Maar de hond stoorde zich niet aan haar koelen blik. Met zacht
vreugdegehuil legde hij z'n breede voorpooten op haar ontwijkende
schouders, en besnuffelde gretig haar gezicht en haar haar. En toen
ze, geroerd door z'n hartelijkheid, met 't oude gebaar haar handen
zacht om z'n kop legde, sprong hij op met 'n luid, juichend geblaf,
rende naar Eduard en weer terug, blaffend en huilend, likte haar
handen en laarzen; en eerst toen Eddy, licht geërgerd over 't malle
figuur, dat de hond 'm deed slaan, zich omgekeerd had, en nader kwam,
omhelsde Bruno haar opnieuw, met 'n kalme beweging van in-bezit-nemen.

Go hield hem, verlegen en trotsch, tegen zich aan. "Híj kent me nog;
hij is me nog niet vergeten," zei ze glimlachend tegen Eddy, met
zacht verwijt.

"Hij lijdt niet aan "stemmingen"," verweerde hij zich, "ik was niet ín
'n stemming jou te zien; had je de volgende week willen komen opzoeken
om afscheid te nemen."

"Ga-je dan weg?"

"Ja, 'n jaartje rondtrekken, om wat in allerlei bibliotheken te
snuffelen, voor m'n dissertatie."

"O, en dan promoveeren?"

"I think so, ja.

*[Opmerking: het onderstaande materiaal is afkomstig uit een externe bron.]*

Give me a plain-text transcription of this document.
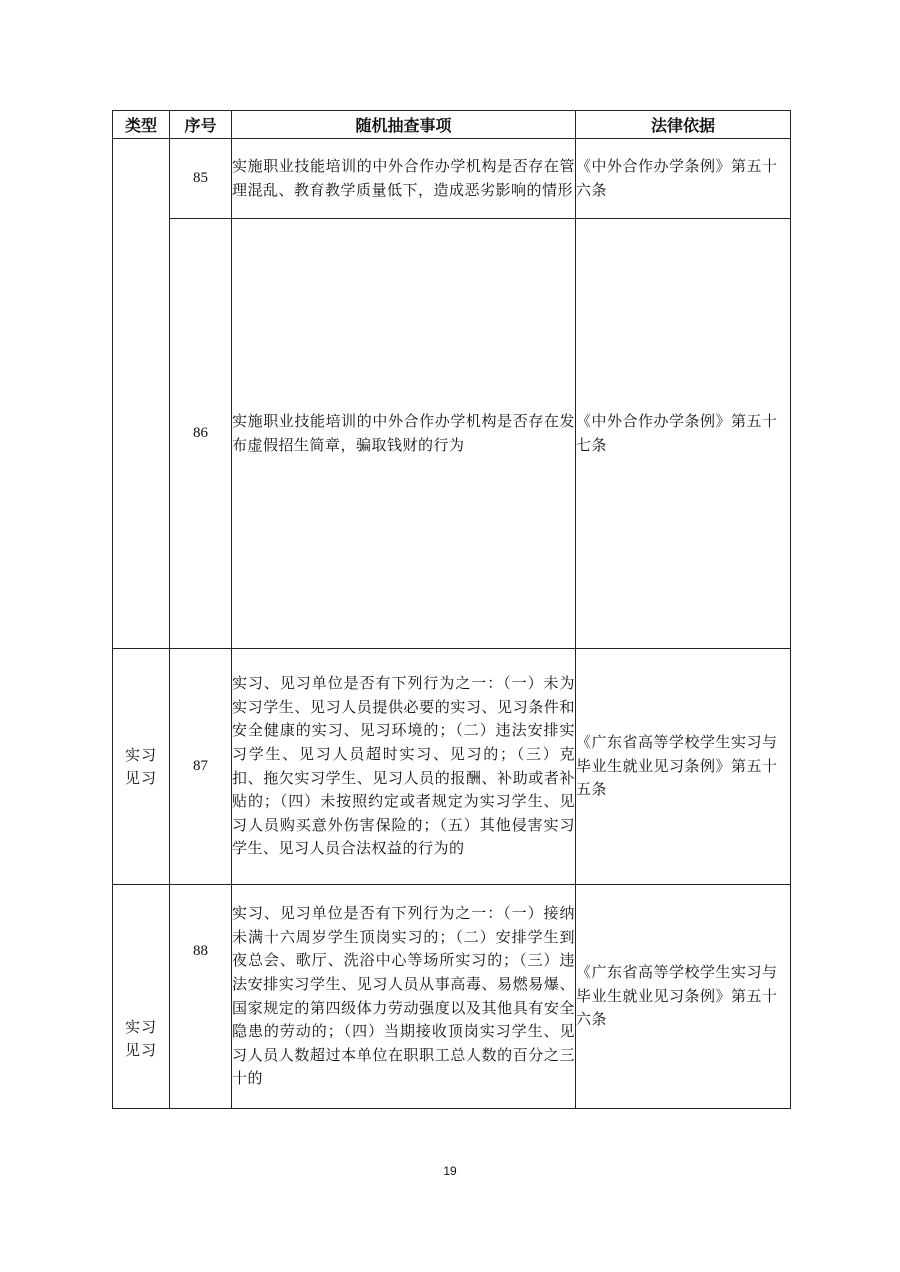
类型	序号	随机抽查事项	法律依据
	85	实施职业技能培训的中外合作办学机构是否存在管理混乱、教育教学质量低下，造成恶劣影响的情形	《中外合作办学条例》第五十六条
	86	实施职业技能培训的中外合作办学机构是否存在发布虚假招生简章，骗取钱财的行为	《中外合作办学条例》第五十七条

实习见习	87	实习、见习单位是否有下列行为之一：（一）未为实习学生、见习人员提供必要的实习、见习条件和安全健康的实习、见习环境的；（二）违法安排实习学生、见习人员超时实习、见习的；（三）克扣、拖欠实习学生、见习人员的报酬、补助或者补贴的；（四）未按照约定或者规定为实习学生、见习人员购买意外伤害保险的；（五）其他侵害实习学生、见习人员合法权益的行为的	《广东省高等学校学生实习与毕业生就业见习条例》第五十五条

实习见习	88	实习、见习单位是否有下列行为之一：（一）接纳未满十六周岁学生顶岗实习的；（二）安排学生到夜总会、歌厅、洗浴中心等场所实习的；（三）违法安排实习学生、见习人员从事高毒、易燃易爆、国家规定的第四级体力劳动强度以及其他具有安全隐患的劳动的；（四）当期接收顶岗实习学生、见习人员人数超过本单位在职职工总人数的百分之三十的	《广东省高等学校学生实习与毕业生就业见习条例》第五十六条
19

Zullen we wat oploopen?"

"Nee, als je nu tégen je wil..."

"Welnee, dat was maar 't eerste oogenblik. M'n eerste opwelling, als
ik 'n kennis zie, is altijd weg te loopen.... kun-je 't begrijpen? Ik
heb er vaak zelf spijt van. Nu vind ik 't al weer heel gezellig. Ik
heb je zoo lang niet gezien."

"Een kennis; niets dan maar 'n kennis," dacht ze teleurgesteld. Maar
ze zei alleen zacht: "Wat 'n zalig weer," en liep naast 'm voort, stil,
de hand op Bruno's kop, de oogen, in afwachting, naar Eduard toegewend.

"En vertel me 's: hoe heb-je 't tegenwoordig? Je bent nooit meer
ergens te zien, en Gerard brengt op de L. V. vergaderingen altijd
dezelfde boodschap: dat je werkt, hard werkt, en geen tijd hebt er
uit te gaan... Het lijkt wel, of je genoeg van ons hebt."

Z'n stem was gemoedelijk-vriendelijk, maar 'n met moeite bedwongen
onrust trilde telkens om z'n neusvleugels. Hij had wel gemerkt aan
allerlei onzegbare kleinigheden, dat er iets veranderd was tusschen Go
en hem, en ook begrepen, gevoeld, waardoor 't moest zijn. Nu vreesde
hij niets zoo zeer als 'n "verklaring" tusschen hen beide, met tranen
en verwijten, waarbij hij met z'n figuur geen raad zou weten; en hoewel
twijfelend, of er iets tegen te doen zou zijn,--zoo'n spontaan kind
als Go zou 'n grief toch wel niet kunnen verzwijgen--deed hij alles om
't gesprek aan de oppervlakte te houden, opgewekt en rustig.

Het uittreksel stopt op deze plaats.